Balakauskas, Osvaldas

Retrospective – David Geringas plays Osvaldas Balakauskas

Rubrik: CDs
Verlag/Label: Profil/Edition Günter Hänssler PH14004
erschienen in: das Orchester 07-08/2014 , Seite 82

Zu Zeiten, da die westliche Avantgarde in der Sowjetunion als „degeneriertes Gesicht des verrotteten Kapitalismus“ galt, fand Osvaldas Balakauskas in Kiew einen Lehrer, der es duldete, wenn seine Eleven Partituren und Schallplatten aus Polen studierten. Heute zählt er zu den führenden Köpfen der litauischen Musikkultur. Von 1988 bis 1992 und 1994 bis 2006 leitete er den Fachbereich Komposition an der Akademie für Musik und Theater in Vilnius. Dazwischen wirkte er als Botschafter seines Landes in Frankreich, Spanien und Portugal – nach fünfzig Jahren Fremdherrschaft.
„Als Komponist habe ich mir immer erlaubt, frei zu sein“, sagt er rückschauend. Weder unterwarf er sich der Nomenklatura noch dem (westlichen) Gebot, unausgesetzt Neues zu erfinden. „Immerwährende Evolution schafft kein Klima für Meisterwerke.“ Statt dessen entwickelte er ein eigenes Kompositionssystem – wie Schönberg, Hindemith oder Messiaen. Aus der chromatischen Tonleiter gewann er zwölf diatonische Modi, die es ihm ermöglichen, innerhalb serieller Strukturen tonale Beziehungen herzustellen. Seine Rhythmen orientieren sich am Jazz und den „variablen Metren“ Boris Blachers. Das Verhältnis der Tondauern entspricht oft mathematischen Proportionen (wie der Fibonacci-Reihe).
Gleichfalls in Litauen beheimatet, ist der in aller Welt geschätzte Cellovirtuose David Geringas mit der Musik seines Landsmanns bestens vertraut. Der Titel seiner jüngsten CD – Retrospective – David Geringas plays Osvaldas Balakauskas – ist durchaus wörtlich zu nehmen. Beide haben ein Alter erreicht, in dem man dazu neigt, Rückschau zu halten und die Ernte des Lebens einzufahren. Wenn also jemand berufen ist, die Cellowerke von Balakauskas einzuspielen, dann er. Alle Stücke seines fesselnden Re-
citals sind ihm gewidmet oder wurden, neugefasst, von ihm uraufgeführt.
Es beginnt mit Betsafta 2 für Solocello, zwei Violinen, Violoncello und Klavier (2009). Der aramäische Titel bedeutet „Zusammenleben“. Zu Sowjetzeiten in der litauischen Freiheitsbewegung aktiv, mag sich der Komponist nicht damit abfinden, dass das Gesetz des Stärkeren die Welt regiert. Doch ist seine Musik kein Aufruf zum Widerstand, sondern (mit Ernst Bloch) „Vorschein einer human-vollkommenen Welt“. Retrospective 2 für Cello und Klavier (1994) klingt sehr verhalten und in sich gekehrt – trotz einiger virtuos ausgreifender Episoden. Unbegleitete, pausenzerklüftete Cellophrasen schaffen eingangs eine Atmosphäre, die das ganze Stück bestimmt. Ludus Modorum (Spiel der Arten, Maße, Mengen, Takte, Melodien…) für elektrisches Cello und großes Ensemble (1972, rev. 2002) entfaltet ein multiples Wechselspiel in drei Sätzen. Dazu benutzt Geringas
ein sogenanntes Silent Cello von Yamaha, das sich wie gewohnt bespielen lässt. In Dal vento (Aus Wind, 1999) verbinden sich „dodekatonale“ Modi einmal mehr mit einer klassischen Form, hier der Sonate.

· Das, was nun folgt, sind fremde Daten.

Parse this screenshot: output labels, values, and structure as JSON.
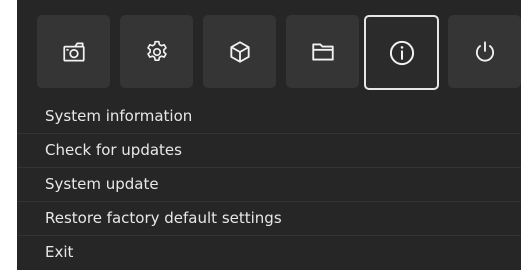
{
  "toolbar": {
    "icons": [
      {
        "name": "camera-icon",
        "selected": false
      },
      {
        "name": "gear-icon",
        "selected": false
      },
      {
        "name": "cube-icon",
        "selected": false
      },
      {
        "name": "folder-icon",
        "selected": false
      },
      {
        "name": "info-icon",
        "selected": true
      },
      {
        "name": "power-icon",
        "selected": false
      }
    ]
  },
  "menu": {
    "items": [
      {
        "label": "System information"
      },
      {
        "label": "Check for updates"
      },
      {
        "label": "System update"
      },
      {
        "label": "Restore factory default settings"
      },
      {
        "label": "Exit"
      }
    ]
  },
  "colors": {
    "background": "#262626",
    "tile": "#353535",
    "selected_border": "#e6e6e6",
    "text": "#e8e8e8"
  }
}
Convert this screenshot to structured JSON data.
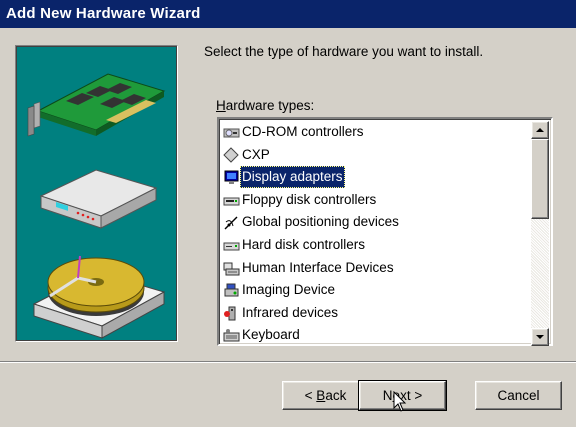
{
  "window": {
    "title": "Add New Hardware Wizard"
  },
  "instruction": "Select the type of hardware you want to install.",
  "list": {
    "label": "Hardware types:",
    "label_access_key": "H",
    "items": [
      {
        "label": "CD-ROM controllers",
        "icon": "cdrom-controller-icon"
      },
      {
        "label": "CXP",
        "icon": "cxp-diamond-icon"
      },
      {
        "label": "Display adapters",
        "icon": "display-adapter-icon",
        "selected": true
      },
      {
        "label": "Floppy disk controllers",
        "icon": "floppy-controller-icon"
      },
      {
        "label": "Global positioning devices",
        "icon": "gps-satellite-icon"
      },
      {
        "label": "Hard disk controllers",
        "icon": "hard-disk-controller-icon"
      },
      {
        "label": "Human Interface Devices",
        "icon": "hid-keyboard-icon"
      },
      {
        "label": "Imaging Device",
        "icon": "imaging-device-icon"
      },
      {
        "label": "Infrared devices",
        "icon": "infrared-icon"
      },
      {
        "label": "Keyboard",
        "icon": "keyboard-icon"
      }
    ]
  },
  "buttons": {
    "back": "< Back",
    "back_access_key": "B",
    "next": "Next >",
    "next_access_key": "e",
    "cancel": "Cancel"
  },
  "colors": {
    "titlebar": "#0a246a",
    "face": "#d4d0c8",
    "art_background": "#008080",
    "selection": "#0a246a"
  }
}
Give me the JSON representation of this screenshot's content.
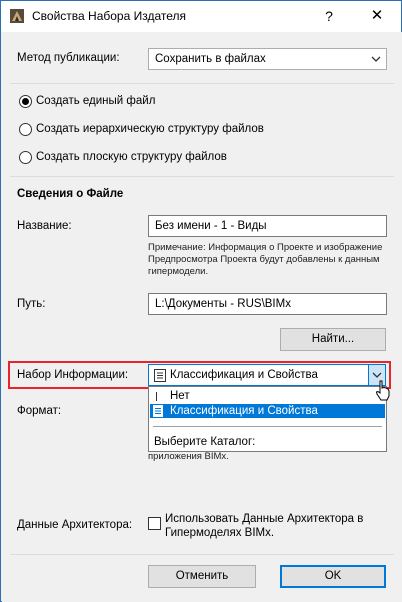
{
  "window": {
    "title": "Свойства Набора Издателя",
    "help_glyph": "?",
    "close_glyph": "✕"
  },
  "publish_method": {
    "label": "Метод публикации:",
    "value": "Сохранить в файлах"
  },
  "structure": {
    "options": [
      {
        "label": "Создать единый файл",
        "checked": true
      },
      {
        "label": "Создать иерархическую структуру файлов",
        "checked": false
      },
      {
        "label": "Создать плоскую структуру файлов",
        "checked": false
      }
    ]
  },
  "file_info": {
    "heading": "Сведения о Файле",
    "name_label": "Название:",
    "name_value": "Без имени - 1 - Виды",
    "note_line1": "Примечание: Информация о Проекте и изображение",
    "note_line2": "Предпросмотра Проекта будут добавлены к данным",
    "note_line3": "гипермодели.",
    "path_label": "Путь:",
    "path_value": "L:\\Документы - RUS\\BIMx",
    "find_button": "Найти..."
  },
  "info_set": {
    "label": "Набор Информации:",
    "value": "Классификация и Свойства",
    "dropdown": {
      "item_none": "Нет",
      "item_selected": "Классификация и Свойства",
      "item_catalog": "Выберите Каталог:"
    }
  },
  "format": {
    "label": "Формат:",
    "note_tail": "приложения BIMx."
  },
  "architect_data": {
    "label": "Данные Архитектора:",
    "checkbox_line1": "Использовать Данные Архитектора в",
    "checkbox_line2": "Гипермоделях BIMx.",
    "checked": false
  },
  "footer": {
    "cancel_button": "Отменить",
    "ok_button": "OK"
  },
  "colors": {
    "accent": "#0078d7",
    "highlight": "#e8242c"
  }
}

In Bop-art für Cello und Klavier (1972, rev. 1995) nutzt Balakauskas eigene, dem Bebop entlehnte Themen als Elemente für seine Tonreihen. Ihnen entspringen die Klangzellen des Klaviers, während das Cello über das Originalthema improvisiert. Wozu sich noch ein Jazz-Schlagzeuger einmischt. Ein musikantisches Gipfeltreffen oberhalb der Genregrenzen.